Published 30/08/2016

Richard Cockerill has challenged the world's leading players to drive a change towards fewer fixtures
Richard Cockerill has challenged the world's leading players to drive a change towards fewer fixtures

Richard Cockerill believes rugby's top stars could be best placed to end the battle of wills over a long-mooted global season.

The Leicester boss has challenged the world's leading players to drive a change towards fewer fixtures, by accepting incrementally lowered wages to safeguard the sport's long-term health.

The Test match fixture card remains blank post the 2019 World Cup, with New Zealand already making veiled threats to go it alone and arrange their own international schedule after the world contest in Japan.

Unions and governing bodies are already polarised in opinion on how to cram as many fixtures into 12 months as possible while also considering player welfare - but Cockerill feels a radical solution may be required.

"I hear about player welfare all the time but we seem to play more and more rugby, so at some point there's got to be a scope of how many games the guys play and the intensity of those," said Leicester rugby director Cockerill.

"But the reality is that players want to play rugby, clubs don't make money, owners don't make money.

"The people that actually make the most money out of the game are the players, they do get paid very well and rightly so for what they do.

"I have suggested we play 25 per cent less games and they get paid 25 per cent less but they're not so keen on that. And that's just the nature of it.

"Players want to play, they want to earn money and I don't blame them.

"But they have to understand that from a financial point of view they are the ones who do gain a lot from the game, don't they.

"It is what it is, until someone decides different. I don't know a solution around it.

"It's all about money isn't it?"

England's Test stars endured 13 months' unbroken preparation in the long build-up to World Cup 2015, and the home nations' top players are already gearing up for another marathon campaign.

Next summer's British and Irish Lions trip to New Zealand has already come under fire for the scheduling of 10 matches, with anyone selected also featuring in the Aviva Premiership final facing a delayed arrival for the tour.

Leicester coach Cockerill explained the full extent of summer tours means cramming the ideal scenario of an eight-week pre-season into just three weeks.

The Tigers had six players on Lions duty four years ago, and Cockerill believes any clubs similarly represented next summer will suffer a natural fallout for the following campaign.

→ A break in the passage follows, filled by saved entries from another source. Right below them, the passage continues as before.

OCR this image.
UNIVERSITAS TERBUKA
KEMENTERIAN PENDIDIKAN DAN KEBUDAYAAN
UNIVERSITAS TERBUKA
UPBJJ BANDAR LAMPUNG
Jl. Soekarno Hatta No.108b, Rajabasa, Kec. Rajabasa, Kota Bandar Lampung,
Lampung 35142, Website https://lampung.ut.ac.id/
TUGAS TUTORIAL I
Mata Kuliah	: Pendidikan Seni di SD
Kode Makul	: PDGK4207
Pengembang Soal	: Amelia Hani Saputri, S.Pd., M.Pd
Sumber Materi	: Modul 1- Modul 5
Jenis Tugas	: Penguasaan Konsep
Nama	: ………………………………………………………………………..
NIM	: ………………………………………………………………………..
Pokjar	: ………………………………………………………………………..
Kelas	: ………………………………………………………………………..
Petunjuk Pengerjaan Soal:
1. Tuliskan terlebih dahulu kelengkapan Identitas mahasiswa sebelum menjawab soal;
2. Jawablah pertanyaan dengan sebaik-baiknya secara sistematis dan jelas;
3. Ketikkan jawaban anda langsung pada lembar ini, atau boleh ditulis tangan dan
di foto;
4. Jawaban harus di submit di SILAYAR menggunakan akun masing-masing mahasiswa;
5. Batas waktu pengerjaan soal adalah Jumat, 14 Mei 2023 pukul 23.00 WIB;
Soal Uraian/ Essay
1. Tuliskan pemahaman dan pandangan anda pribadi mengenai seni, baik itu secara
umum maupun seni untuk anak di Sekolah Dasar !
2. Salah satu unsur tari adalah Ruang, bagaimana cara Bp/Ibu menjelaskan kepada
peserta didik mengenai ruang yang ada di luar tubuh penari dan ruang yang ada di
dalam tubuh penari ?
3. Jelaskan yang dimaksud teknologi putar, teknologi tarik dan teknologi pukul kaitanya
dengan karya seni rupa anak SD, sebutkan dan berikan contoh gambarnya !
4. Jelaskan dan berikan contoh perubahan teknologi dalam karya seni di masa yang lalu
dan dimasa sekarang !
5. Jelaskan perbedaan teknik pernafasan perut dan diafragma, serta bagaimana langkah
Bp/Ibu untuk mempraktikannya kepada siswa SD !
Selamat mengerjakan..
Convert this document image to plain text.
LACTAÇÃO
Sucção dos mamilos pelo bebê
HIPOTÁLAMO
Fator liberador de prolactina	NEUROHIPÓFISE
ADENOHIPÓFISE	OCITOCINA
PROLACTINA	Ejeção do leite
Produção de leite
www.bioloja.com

"The Lions tour is going to finish on July 8, so if you give them five weeks off that means they'll come back to you in the middle of August - and the season starts three weeks later," said Cockerill.

"That probably means missing the start of the season doesn't it.

"We gave our international players six weeks' holiday, and they'll have been back four weeks by the time we start the Premiership season on Friday night.

"You'd probably want eight weeks for a pre-season really, in an ideal world.

"But some of that is not the pre-season but the downtime when the players get to rest and recuperate."